A unique opportunity to study patients undergoing bariatric surgery is helping health-care professionals understand the challenges that those who have experienced physical or sexual abuse face during recovery.

Victims of abuse are more likely to suffer from depression, eating disorders and obesity, according to South Dakota State University Nursing Professor Polly Hulme, whose research focuses on how childhood sexual abuse affects victims as adults. She led a team of researchers who examined the recovery of patients following a special type of bariatric surgery known as biliopancreatic diversion with duodenal switch. The study was conducted using data on all patients who had the procedure during 2009 and 2010 at a health-care facility in Omaha, Nebraska.
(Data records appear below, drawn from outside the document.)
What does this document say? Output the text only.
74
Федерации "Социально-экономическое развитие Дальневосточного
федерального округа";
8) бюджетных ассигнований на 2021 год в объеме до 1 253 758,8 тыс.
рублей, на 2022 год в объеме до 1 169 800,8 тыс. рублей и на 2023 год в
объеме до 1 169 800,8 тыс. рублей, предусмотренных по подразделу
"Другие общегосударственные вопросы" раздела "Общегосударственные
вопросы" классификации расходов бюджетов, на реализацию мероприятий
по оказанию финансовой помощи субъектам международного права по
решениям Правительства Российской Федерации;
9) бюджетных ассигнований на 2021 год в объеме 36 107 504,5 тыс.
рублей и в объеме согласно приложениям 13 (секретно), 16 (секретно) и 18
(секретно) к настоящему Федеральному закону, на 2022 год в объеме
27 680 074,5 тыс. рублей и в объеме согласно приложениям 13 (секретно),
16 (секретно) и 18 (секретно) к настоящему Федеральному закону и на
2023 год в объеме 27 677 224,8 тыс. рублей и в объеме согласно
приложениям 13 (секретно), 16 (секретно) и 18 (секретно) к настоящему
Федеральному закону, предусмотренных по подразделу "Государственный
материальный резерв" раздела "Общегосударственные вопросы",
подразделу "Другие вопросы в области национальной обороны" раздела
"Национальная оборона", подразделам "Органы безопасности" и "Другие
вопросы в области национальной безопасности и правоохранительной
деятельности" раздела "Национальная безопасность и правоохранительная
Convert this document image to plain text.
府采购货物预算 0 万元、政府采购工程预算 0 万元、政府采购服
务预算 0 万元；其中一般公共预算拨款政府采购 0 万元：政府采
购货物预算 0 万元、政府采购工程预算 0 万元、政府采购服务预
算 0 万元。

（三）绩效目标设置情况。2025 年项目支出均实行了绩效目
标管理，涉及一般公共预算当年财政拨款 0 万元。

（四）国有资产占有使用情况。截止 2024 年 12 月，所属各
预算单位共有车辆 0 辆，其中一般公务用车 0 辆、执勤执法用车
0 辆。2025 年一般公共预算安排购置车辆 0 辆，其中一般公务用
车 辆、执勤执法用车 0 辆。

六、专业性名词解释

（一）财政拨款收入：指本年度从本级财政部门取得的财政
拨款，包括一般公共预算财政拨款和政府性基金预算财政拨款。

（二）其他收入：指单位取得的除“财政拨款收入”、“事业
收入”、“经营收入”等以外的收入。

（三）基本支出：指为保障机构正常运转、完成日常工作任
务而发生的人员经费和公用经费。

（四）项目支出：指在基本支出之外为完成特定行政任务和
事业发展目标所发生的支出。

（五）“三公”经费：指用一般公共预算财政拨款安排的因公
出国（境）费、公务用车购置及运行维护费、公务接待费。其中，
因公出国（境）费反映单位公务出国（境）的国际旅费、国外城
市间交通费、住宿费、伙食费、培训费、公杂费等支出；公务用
Of the 78 million Americans who are obese or morbidly obese, more than six million have likely suffered from physical, sexual or verbal abuse as children, according to the Kaiser Permanente Adverse Childhood Experiences study. This Centers for Disease Control and Prevention study is one of the largest focusing on how childhood abuse and neglect affects the victims’ adult lives.

Polly Hulme
Polly Hulme

“The same mechanisms that link physical and sexual abuse to increased risk for obesity may also negatively affect bariatric surgery outcomes,” Hulme explained.
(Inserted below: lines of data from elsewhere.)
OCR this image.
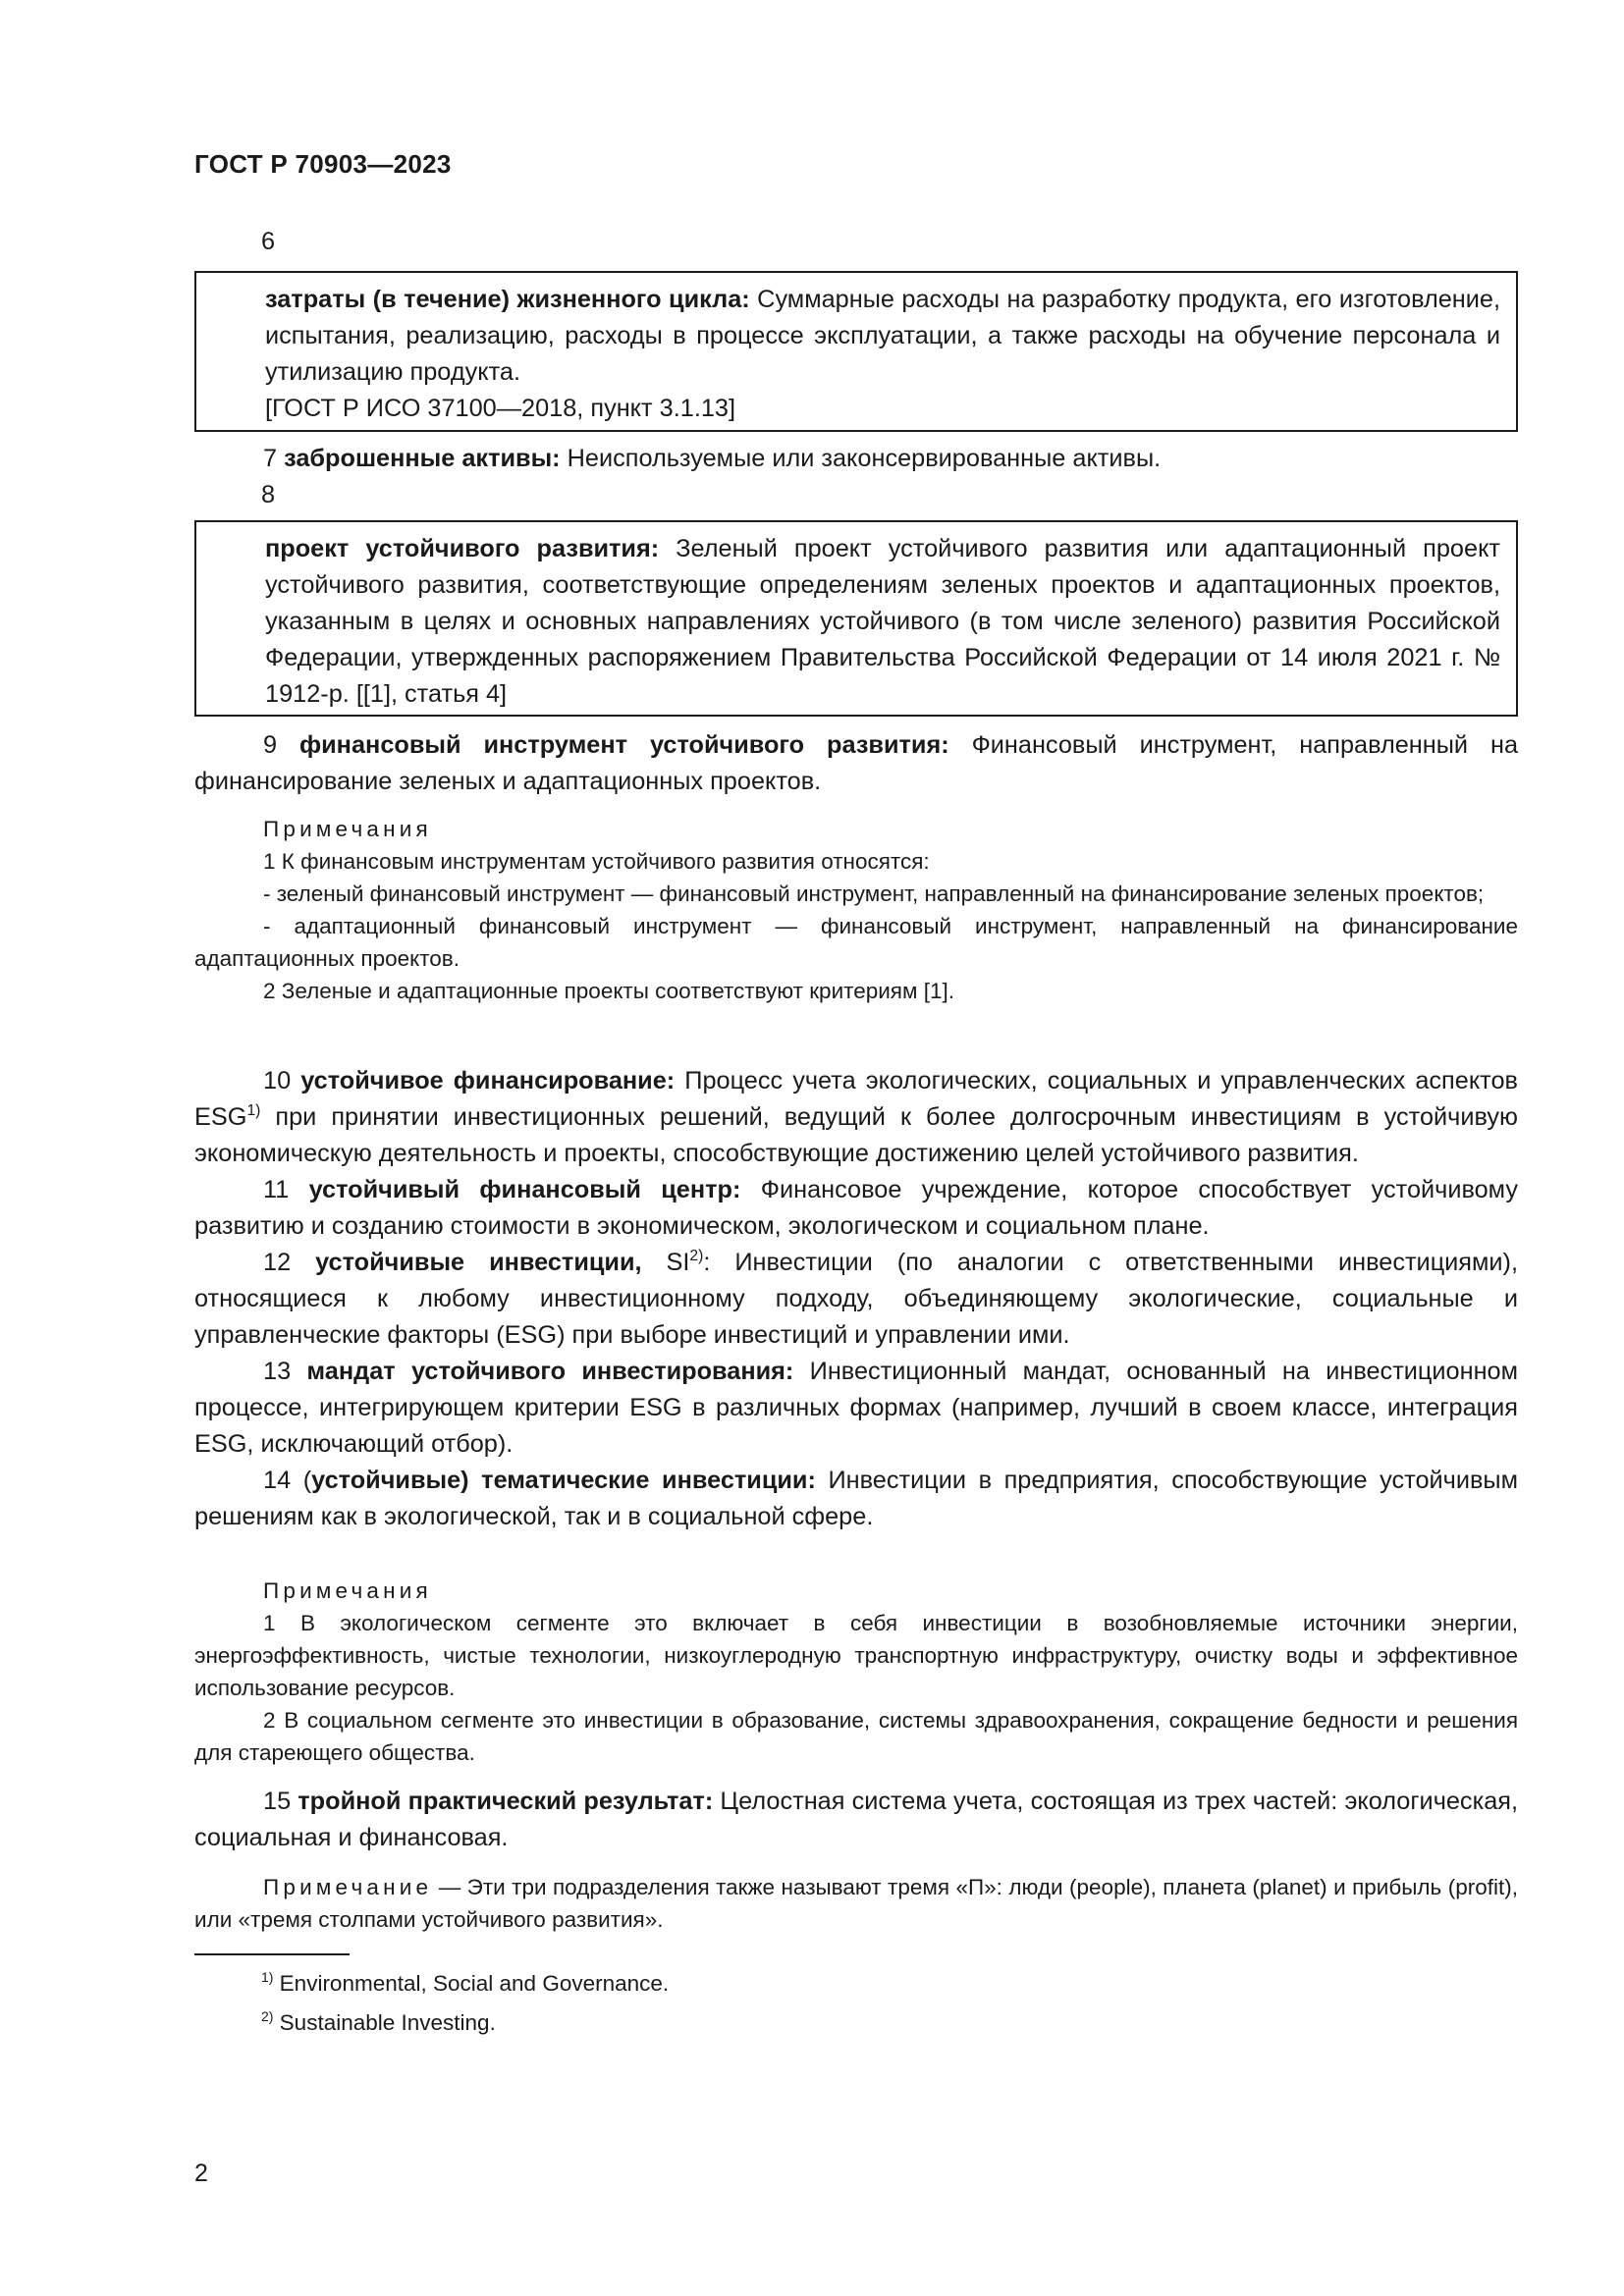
ГОСТ Р 70903—2023
6

затраты (в течение) жизненного цикла: Суммарные расходы на разработку продукта, его изготовление, испытания, реализацию, расходы в процессе эксплуатации, а также расходы на обучение персонала и утилизацию продукта.

[ГОСТ Р ИСО 37100—2018, пункт 3.1.13]

7 заброшенные активы: Неиспользуемые или законсервированные активы.

8

проект устойчивого развития: Зеленый проект устойчивого развития или адаптационный проект устойчивого развития, соответствующие определениям зеленых проектов и адаптационных проектов, указанным в целях и основных направлениях устойчивого (в том числе зеленого) развития Российской Федерации, утвержденных распоряжением Правительства Российской Федерации от 14 июля 2021 г. № 1912-р. [[1], статья 4]

9 финансовый инструмент устойчивого развития: Финансовый инструмент, направленный на финансирование зеленых и адаптационных проектов.

Примечания

1 К финансовым инструментам устойчивого развития относятся:

- зеленый финансовый инструмент — финансовый инструмент, направленный на финансирование зеленых проектов;

- адаптационный финансовый инструмент — финансовый инструмент, направленный на финансирование адаптационных проектов.

2 Зеленые и адаптационные проекты соответствуют критериям [1].

10 устойчивое финансирование: Процесс учета экологических, социальных и управленческих аспектов ESG$^{1)}$ при принятии инвестиционных решений, ведущий к более долгосрочным инвестициям в устойчивую экономическую деятельность и проекты, способствующие достижению целей устойчивого развития.

11 устойчивый финансовый центр: Финансовое учреждение, которое способствует устойчивому развитию и созданию стоимости в экономическом, экологическом и социальном плане.

12 устойчивые инвестиции, SI$^{2)}$: Инвестиции (по аналогии с ответственными инвестициями), относящиеся к любому инвестиционному подходу, объединяющему экологические, социальные и управленческие факторы (ESG) при выборе инвестиций и управлении ими.

13 мандат устойчивого инвестирования: Инвестиционный мандат, основанный на инвестиционном процессе, интегрирующем критерии ESG в различных формах (например, лучший в своем классе, интеграция ESG, исключающий отбор).

14 (устойчивые) тематические инвестиции: Инвестиции в предприятия, способствующие устойчивым решениям как в экологической, так и в социальной сфере.

Примечания

1 В экологическом сегменте это включает в себя инвестиции в возобновляемые источники энергии, энергоэффективность, чистые технологии, низкоуглеродную транспортную инфраструктуру, очистку воды и эффективное использование ресурсов.

2 В социальном сегменте это инвестиции в образование, системы здравоохранения, сокращение бедности и решения для стареющего общества.

15 тройной практический результат: Целостная система учета, состоящая из трех частей: экологическая, социальная и финансовая.

Примечание — Эти три подразделения также называют тремя «П»: люди (people), планета (planet) и прибыль (profit), или «тремя столпами устойчивого развития».

$^{1)}$ Environmental, Social and Governance.
$^{2)}$ Sustainable Investing.
2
As part of the screening process, bariatric surgery candidates are asked whether they have experienced abuse, Hulme explained. Of the 189 patients in the study, 42 reported a history of physical or sexual abuse. Nearly 73 percent of those who were abused experienced it as children, and more than 6 percent both as children and as adults.

Furthermore, the surgeon who performed the 189 procedures inserted a feeding tube in the small intestine to prevent malnutrition during recovery. This also allowed the researchers to compare the length of time the feeding tube was needed for patients to maintain nutritional levels. The study results are published in the August edition of Obesity Surgery.

“Those patients who reported abuse had good outcomes in terms of weight loss, but their feeding tubes, on average, were in place 17 days longer than other patients,” Hulme said. “This finding increases our understanding of the role abuse plays in malnutrition risk, and suggests these patients would benefit from the support of mental health and nutritional experts.”

Furthermore, the researchers used longitudinal mixed models to look at the weight loss trajectory. “We looked at patterns rather than at discrete points in time,” said Hulme, who examined three years of patient weight-loss data from electronic health records. “Our findings on weight loss were consistent with prior studies.”

The next step will be to determine whether gastric bypass patients who do not receive feeding tubes face similar nutritional challenges during recovery if they have a history of sexual or physical abuse.

“Many bariatric surgeons have noticed that patients with a history of childhood sexual or physical abuse often seem like a different population,” Hulme explained.  “Now we know that their weight loss outcomes are similar to those who do not report sexual or physical abuse, but we can better help these patients deal with the nutritional and psychological aspects associated with the changes they experience after bariatric surgery.”